February 6, 2007

Smirnoff's

And the man behind the brands is...
Peter Smirnoff

Peter Smirnoff distilled his first vodka in Russia in 1864, continuously filtering his pure grain alcohol through hardwood charcoal for eight full hours. By 1877 Smirnoff’s vodka had won him his first double eagle, Russia’s highest commercial honor, as the best product in his industry. Two more double eagles quickly followed and in 1886 Peter Smirnoff became the purveyor to the Court of His Imperial Majesty, Czar Alexander III.

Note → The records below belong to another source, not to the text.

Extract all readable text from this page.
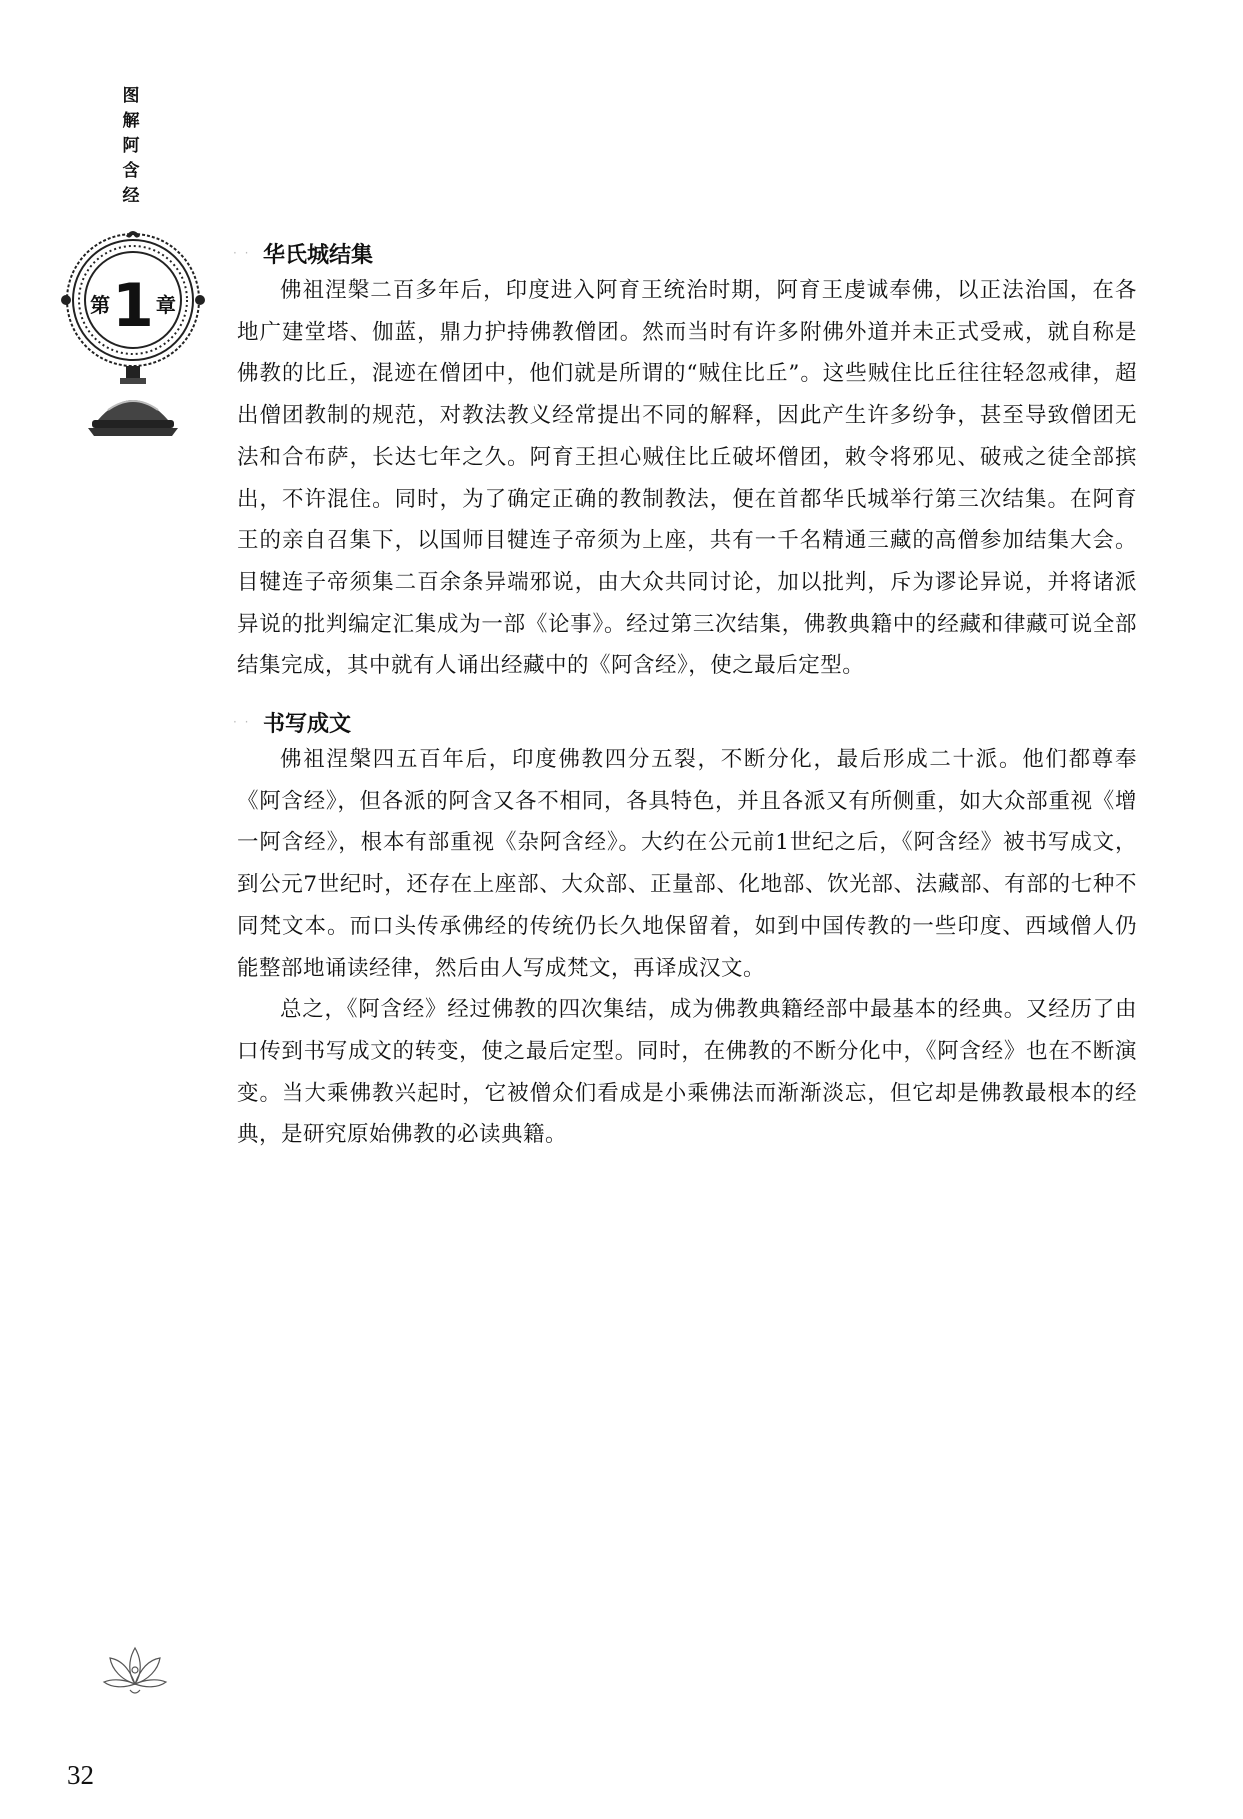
图
解
阿
含
经
第1 章
· · 华氏城结集

佛祖涅槃二百多年后，印度进入阿育王统治时期，阿育王虔诚奉佛，以正法治国，在各地广建堂塔、伽蓝，鼎力护持佛教僧团。然而当时有许多附佛外道并未正式受戒，就自称是佛教的比丘，混迹在僧团中，他们就是所谓的“贼住比丘”。这些贼住比丘往往轻忽戒律，超出僧团教制的规范，对教法教义经常提出不同的解释，因此产生许多纷争，甚至导致僧团无法和合布萨，长达七年之久。阿育王担心贼住比丘破坏僧团，敕令将邪见、破戒之徒全部摈出，不许混住。同时，为了确定正确的教制教法，便在首都华氏城举行第三次结集。在阿育王的亲自召集下，以国师目犍连子帝须为上座，共有一千名精通三藏的高僧参加结集大会。目犍连子帝须集二百余条异端邪说，由大众共同讨论，加以批判，斥为谬论异说，并将诸派异说的批判编定汇集成为一部《论事》。经过第三次结集，佛教典籍中的经藏和律藏可说全部结集完成，其中就有人诵出经藏中的《阿含经》，使之最后定型。

· · 书写成文

佛祖涅槃四五百年后，印度佛教四分五裂，不断分化，最后形成二十派。他们都尊奉《阿含经》，但各派的阿含又各不相同，各具特色，并且各派又有所侧重，如大众部重视《增一阿含经》，根本有部重视《杂阿含经》。大约在公元前1世纪之后，《阿含经》被书写成文，到公元7世纪时，还存在上座部、大众部、正量部、化地部、饮光部、法藏部、有部的七种不同梵文本。而口头传承佛经的传统仍长久地保留着，如到中国传教的一些印度、西域僧人仍能整部地诵读经律，然后由人写成梵文，再译成汉文。

总之，《阿含经》经过佛教的四次集结，成为佛教典籍经部中最基本的经典。又经历了由口传到书写成文的转变，使之最后定型。同时，在佛教的不断分化中，《阿含经》也在不断演变。当大乘佛教兴起时，它被僧众们看成是小乘佛法而渐渐淡忘，但它却是佛教最根本的经典，是研究原始佛教的必读典籍。

32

As the royal distiller Smirnoff’s sales soared; he was rumored to be producing one million bottles of vodka a day by 1900. But as his affiliation with the Imperial Court made Smirnoff wealthy it also doomed the firm when the government was overthrown in the Revolution of 1917. Vladimir Smirnoff was one of the few family members to escape the carnage and he settled in France where he attempted to recreate the secret family distilling process.

Meanwhile, a Smirnoff supplier, Rudolph Kunett, had sought refuge in America. Upon learning of Vladimir Smirnoff’s efforts he purchased the American rights to the product for $2500 and introduced the first vodka to the United States in 1934. Five years later it seemed he had struck a poor bargain. No one in America was buying vodka, not even displaced Russians. It was considered a lethal potion which delivered particuarly bad hangovers.

When Vladimir Smirnoff, a fourth generation family member in the vodka business, died in 1939 Kunett unloaded the vodka rights to G.F. Hublein and Company for $14,000 and a job. The deal included Kunett’s last 2,000 bottles in his Connecticut distillery. The bottles were filled and labeled but there were no vodka corks left in stock. To clear the bottles out of the closing distillery Hublein president John Martin corked them with Smirnoff’s whiskey corks, left over from a failed attempt to market Smirnoff’s whiskey. It was no wonder the purchase of Smirnoff’s was routinely referred to as “Martin’s folly.”

Martin shipped the remaining vodka to a salesman in the South, assuming that would be the last he heard of the name Smirnoff. The salesman sampled the delivery and found the “whiskey” to be colorless and tasteless. He advertised it on his route as “Smirnoff’s White Whiskey. No Taste. No Smell.” And sold out. As John Martin later said about the sales ploy, “It was rather ingenious, but totally illegal.”

What Martin discovered through his salesman was that people weren’t drinking the vodka straight and chilled as it was traditionally consumed in Russia, but mixed with other drinks. Martin quickly repositioned vodka to Americans as a drink mixer. Today Smirnoff’s is the biggest selling liquor in the United States.

2 comments:

Anonymous said...

Your blog keeps getting better and better! Your older articles are not as good as newer ones you have a lot more creativity and originality now keep it up!

erikt said...

Vladimir Smirnov was not fourth generation as you state, but second generation. He was the third eldest son of Smirnov vodka founder Pyotr A. Smirnov.